Sébastien Ledoux Belin, 2021, 348 p., 25 €.

Contre sa prétention à sceller l’unité des citoyens, l’invocation du récit national peut aggraver la polarisation de la société. Pour l’historien Sébastien Ledoux, un nouveau narratif émancipateur aiderait à surmonter les impasses du moment.   

Que le récit national s’invite dans une campagne présidentielle n’est certes pas tout à fait nouveau. Lors de la précédente course élyséenne, le pré-candidat Nicolas Sarkozy et le chef de file des Insoumis Jean-Luc Mélenchon s’étaient donné la réplique sur les déterminants de l’appartenance française. Vercingétorix pour le premier1, 1789 pour le second2. L’opposition en soulignait une autre. D’un côté, une histoire de France, longue, éparse et nourrie de ruptures ; de l’autre un récit national, forcément simplifié, destiné à forger une communauté de citoyens autour d’un passé commun.

Cinq ans plus tard, la logorrhée zemmouriste absorbe les contraires dans un même récit : cohabitent Louis XIV et les pères de la République, de Gaulle et Pétain, Sardou et Brassens. Le récit bunkérise l’histoire, faisant fi de ses tensions et oppositions, tout en établissant la césure entre ses héritiers « naturels » et les « autres ». Au nom de l’identité nationale qu’il est censé promouvoir, le récit du même nom est-il devenu en tant que tel synonyme d’impasse ?

La question n’a pas échappé à Sébastien Ledoux, spécialiste des questions mémorielles, dont le dernier ouvrage s’empare justement de la signification de fond du récit national. Quel est-il et pour quoi faire ? « Il n’est pas qu’un récit, mais bien un contrat social entre un État et ses citoyens. La nationalisation du passé par l’État produit le lien qui se nomme la Nation », analyse l’historien. « On touche ici à l’anthropologie politique liée à l’imaginaire. » Au cœur du fait narratif associant des individus à une collectivité, se joue la construction par les élites d’une entité politique au-delà de leur temps.

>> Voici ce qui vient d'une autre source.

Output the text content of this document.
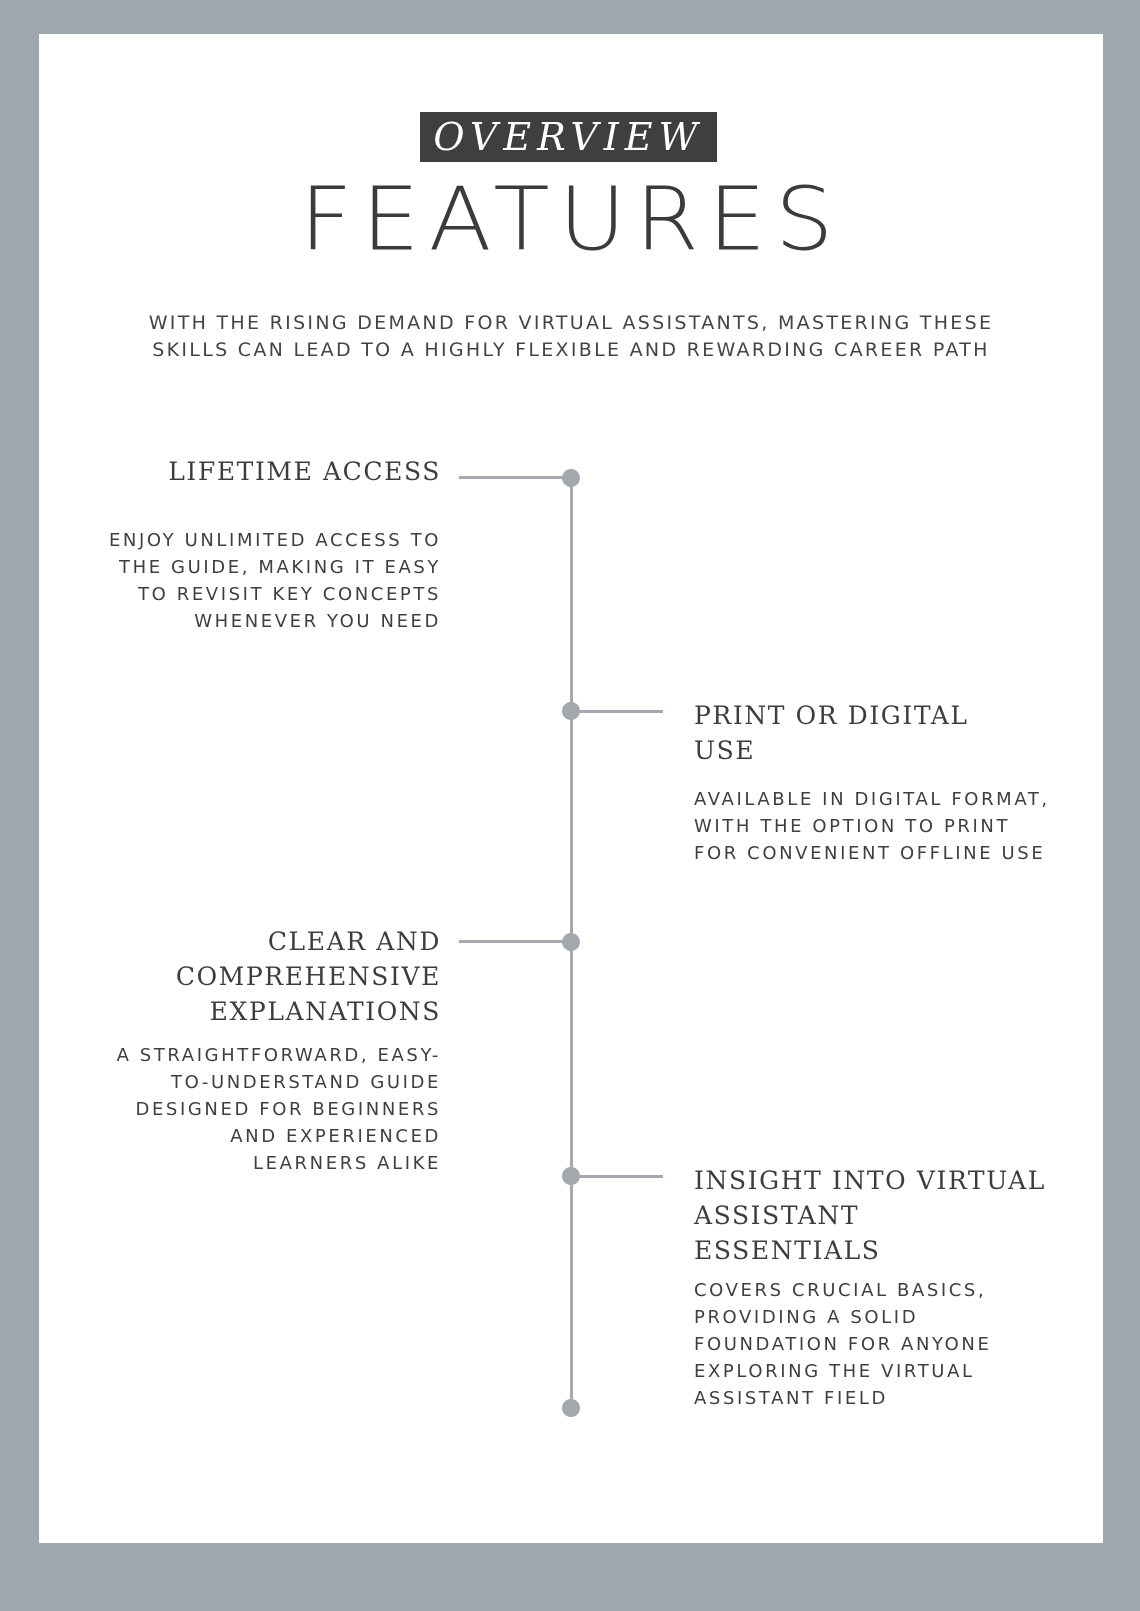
OVERVIEW
FEATURES
WITH THE RISING DEMAND FOR VIRTUAL ASSISTANTS, MASTERING THESE SKILLS CAN LEAD TO A HIGHLY FLEXIBLE AND REWARDING CAREER PATH
LIFETIME ACCESS
ENJOY UNLIMITED ACCESS TO THE GUIDE, MAKING IT EASY TO REVISIT KEY CONCEPTS WHENEVER YOU NEED
PRINT OR DIGITAL USE
AVAILABLE IN DIGITAL FORMAT, WITH THE OPTION TO PRINT FOR CONVENIENT OFFLINE USE
CLEAR AND COMPREHENSIVE EXPLANATIONS
A STRAIGHTFORWARD, EASY-TO-UNDERSTAND GUIDE DESIGNED FOR BEGINNERS AND EXPERIENCED LEARNERS ALIKE
INSIGHT INTO VIRTUAL ASSISTANT ESSENTIALS
COVERS CRUCIAL BASICS, PROVIDING A SOLID FOUNDATION FOR ANYONE EXPLORING THE VIRTUAL ASSISTANT FIELD
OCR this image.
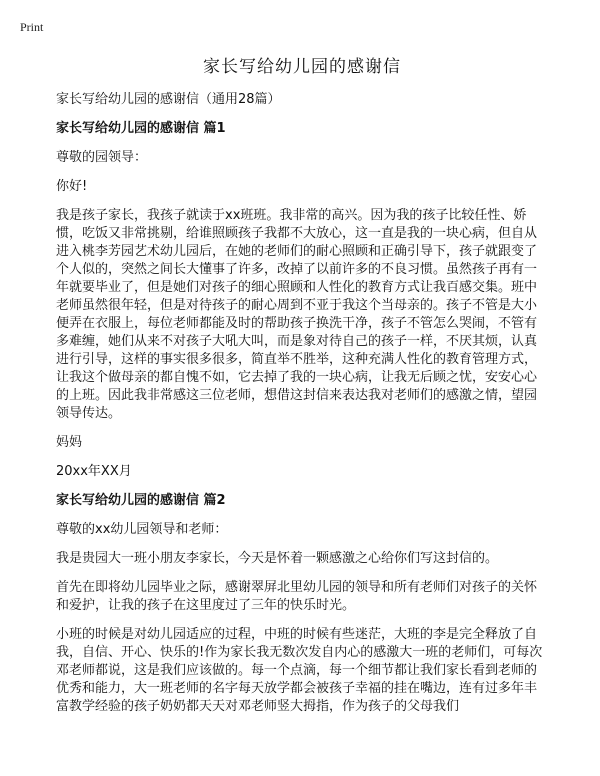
Print
家长写给幼儿园的感谢信
家长写给幼儿园的感谢信（通用28篇）
家长写给幼儿园的感谢信 篇1
尊敬的园领导：
你好!
我是孩子家长，我孩子就读于xx班班。我非常的高兴。因为我的孩子比较任性、娇惯，吃饭又非常挑剔，给谁照顾孩子我都不大放心，这一直是我的一块心病，但自从进入桃李芳园艺术幼儿园后，在她的老师们的耐心照顾和正确引导下，孩子就跟变了个人似的，突然之间长大懂事了许多，改掉了以前许多的不良习惯。虽然孩子再有一年就要毕业了，但是她们对孩子的细心照顾和人性化的教育方式让我百感交集。班中老师虽然很年轻，但是对待孩子的耐心周到不亚于我这个当母亲的。孩子不管是大小便弄在衣服上，每位老师都能及时的帮助孩子换洗干净，孩子不管怎么哭闹，不管有多难缠，她们从来不对孩子大吼大叫，而是象对待自己的孩子一样，不厌其烦，认真进行引导，这样的事实很多很多，简直举不胜举，这种充满人性化的教育管理方式，让我这个做母亲的都自愧不如，它去掉了我的一块心病，让我无后顾之忧，安安心心的上班。因此我非常感这三位老师，想借这封信来表达我对老师们的感激之情，望园领导传达。
妈妈
20xx年XX月
家长写给幼儿园的感谢信 篇2
尊敬的xx幼儿园领导和老师：
我是贵园大一班小朋友李家长，今天是怀着一颗感激之心给你们写这封信的。
首先在即将幼儿园毕业之际，感谢翠屏北里幼儿园的领导和所有老师们对孩子的关怀和爱护，让我的孩子在这里度过了三年的快乐时光。
小班的时候是对幼儿园适应的过程，中班的时候有些迷茫，大班的李是完全释放了自我，自信、开心、快乐的!作为家长我无数次发自内心的感激大一班的老师们，可每次邓老师都说，这是我们应该做的。每一个点滴，每一个细节都让我们家长看到老师的优秀和能力，大一班老师的名字每天放学都会被孩子幸福的挂在嘴边，连有过多年丰富教学经验的孩子奶奶都天天对邓老师竖大拇指，作为孩子的父母我们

Les années 1980 marquent l’instauration d’un nouveau narratif reposant sur l’endettement vis-à-vis des victimes du passé. 

D’une génération l’autre, néanmoins, le récit national a lui-même endossé une histoire complexe et tendue. Ses grandes voix du XIXe siècle, Ernest Renan et Ernest Lavisse en tête, (chantant les louanges d’une « patrie que l’histoire a faite grande et belle »), se voient éclipsées à l’heure de la « seconde Révolution française »3 des années 1960-1970. « En résumé, on passe alors du héros aux victimes », poursuit Sébastien Ledoux. « Les citoyens s’approprient l’histoire, parfois contre l’État, dans une optique d’émancipation, notamment avec les régionalismes. » Les années 1980 marquent l’instauration d’un nouveau narratif national reposant sur l’endettement vis-à-vis des victimes du passé et la rétribution des torts auprès de leurs descendants.

Le processus culmine lors du discours de Jacques Chirac du 16 juillet 1995, reconnaissant la responsabilité de la France dans la déportation des juifs sous l’Occupation. Il se poursuit dans les actes mémoriels dédiés aux victimes de l’esclavage, de la guerre d’Algérie, de la colonisation, mais aussi des attentats terroristes. « Immanquablement, la logique réparatrice suscite des frustrations et du ressentiment », relève Sébastien Ledoux pour qui « la société et ses élites n’ont pas assez réfléchi aux conséquences de cette intrigue liant reconnaissance et réparation ».

Le vent a, en effet, tourné à partir du milieu des années 2000, marqués par le vote de loi « portant reconnaissance de la Nation et contribution nationale en faveur des Français rapatriés »4. Les contestations envers le discours de repentance s’expriment dès lors de plus en plus ouvertement et rebondissent dans la dénonciation dudit « wokisme » et de la cancel culture.

Le passé doit servir d’inspiration à une expérimentation démocratique toujours en devenir.

À la réparation que tous les citoyens n’admettent pas réplique une recharge de la célébration des héros et de la patrie glorieuse, poussée à son extrême par Éric Zemmour. « Elle a pour beaucoup pris racine dans le discours de guerre remis au goût du jour par François Hollande après les attentats de 2015 et par Emmanuel Macron au début de la pandémie », rappelle Sébastien Ledoux. 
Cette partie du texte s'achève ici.